Epistemic Status: The Bed of Procrustes
If a model gives a definitely wrong answer anywhere, it is useless everywhere.
This principle is doubtless ancient, and has doubtless gone by many names with many different formulations.
All models are wrong. That does not make them useless. What makes them useless is when they are giving answers that you know are definitely wrong. You need to fix that, if only by having the model more often spit out “I don’t know.”
As an example of saying “I don’t know” that I’m taking from the comments, if you want to use Newtonian Physics, you need to be aware that it will give wrong answers in relativistic situations, and therefore slightly wrong answers in other places, and introduce the relevant error bars.
Of course, a wrong prediction of what is probably going to happen is not definitely wrong, in this sense. An obviously wrong probability is definitely wrong no matter the outcome.
The origin of this particular version of this principle was when me and a partner were, as part of an ongoing campaign of wagering, attempting to model the outcomes of sporting events.
He is the expert on sports. I am the expert on creating models and banging on databases and spreadsheets. My specialty was assuming the most liquid sports betting market odds were mostly accurate, and extrapolating what that implied elsewhere.
First we would talk and he would explain how things worked. Then I would look at the data lots of different ways and create a spreadsheet that modeled things. Then, he would vary the inputs to that spreadsheet until he got it to give him a wrong answer, or at least one that seemed wrong to him.
Then he’d point out the wrong answer and explain why it was definitely wrong. I could either argue that the answer was right and change his mind, or I could accept that it was wrong and go back and fix the model. Then the cycle repeated until he couldn’t find a wrong answer.
Until this cycle stopped, we did not use the new model for anything at all, anywhere, no matter what. If a new wrong answer was found, we stopped using the model in question until we resolved the problem.
Two big reasons:
If we did use the model, even if it was only wrong in this one place, then the one place it was wrong would be the one place we would disagree with the market. Fools and their money would be soon parted.
Also, if the model was obviously wrong here, there’s no reason to trust anything else the model says, either. Fix your model.
This included tail risk style events that were extremely unlikely. If you can’t predict the probability of such events in a reasonable way, even if those outliers won’t somehow bankrupt you directly, you’re going to get the overall distributions wrong.
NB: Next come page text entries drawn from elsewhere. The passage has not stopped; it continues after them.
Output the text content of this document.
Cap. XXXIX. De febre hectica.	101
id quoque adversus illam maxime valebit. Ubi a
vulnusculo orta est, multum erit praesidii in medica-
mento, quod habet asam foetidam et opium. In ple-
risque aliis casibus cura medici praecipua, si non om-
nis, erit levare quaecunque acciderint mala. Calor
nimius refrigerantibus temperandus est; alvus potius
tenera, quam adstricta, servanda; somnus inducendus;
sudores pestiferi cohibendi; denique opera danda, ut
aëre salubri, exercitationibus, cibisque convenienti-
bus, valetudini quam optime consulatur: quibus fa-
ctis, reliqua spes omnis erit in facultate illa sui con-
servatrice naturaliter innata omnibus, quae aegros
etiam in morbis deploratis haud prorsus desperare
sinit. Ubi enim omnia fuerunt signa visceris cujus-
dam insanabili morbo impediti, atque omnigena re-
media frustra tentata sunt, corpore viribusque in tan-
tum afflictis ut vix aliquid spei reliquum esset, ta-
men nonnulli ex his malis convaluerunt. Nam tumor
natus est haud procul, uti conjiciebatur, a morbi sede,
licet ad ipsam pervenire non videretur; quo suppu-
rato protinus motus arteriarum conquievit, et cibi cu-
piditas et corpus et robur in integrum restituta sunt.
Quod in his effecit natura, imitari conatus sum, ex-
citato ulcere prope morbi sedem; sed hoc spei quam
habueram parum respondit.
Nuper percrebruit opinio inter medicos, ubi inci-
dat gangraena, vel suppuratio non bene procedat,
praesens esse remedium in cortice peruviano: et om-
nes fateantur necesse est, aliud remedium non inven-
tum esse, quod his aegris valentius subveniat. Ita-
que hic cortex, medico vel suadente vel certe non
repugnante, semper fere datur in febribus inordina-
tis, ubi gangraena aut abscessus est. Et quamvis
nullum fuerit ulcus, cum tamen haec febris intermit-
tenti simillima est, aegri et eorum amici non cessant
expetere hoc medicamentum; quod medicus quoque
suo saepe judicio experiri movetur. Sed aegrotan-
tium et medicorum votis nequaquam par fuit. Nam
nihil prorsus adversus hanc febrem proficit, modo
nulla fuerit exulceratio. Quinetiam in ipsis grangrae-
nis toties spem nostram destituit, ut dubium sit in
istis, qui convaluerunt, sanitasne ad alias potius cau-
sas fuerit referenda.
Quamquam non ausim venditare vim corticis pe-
This also includes the change in predictions between different states of the world. If your model predictably doesn’t agree with itself over time, or changes its answer based on things that can’t plausibly matter much, then it’s wrong. Period. Fix it.
You should be deeply embarrassed if your model outputs an obviously wrong or obviously time-inconsistent answer even in a hypothetical situation. You should be even more embarrassed if it gives such an answer to the actual situation.
The cycle isn’t bad. It’s good. It’s an excellent way to improve your model: Build one, show it to someone, they point out a mistake, you figure out how it happened and fix it, repeat. And in the meantime, you can still use the model’s answers to help supplement your intuitions, as a sanity check or very rough approximation, or as a jumping off point. But until the cycle is over, don’t pretend you have anything more than that.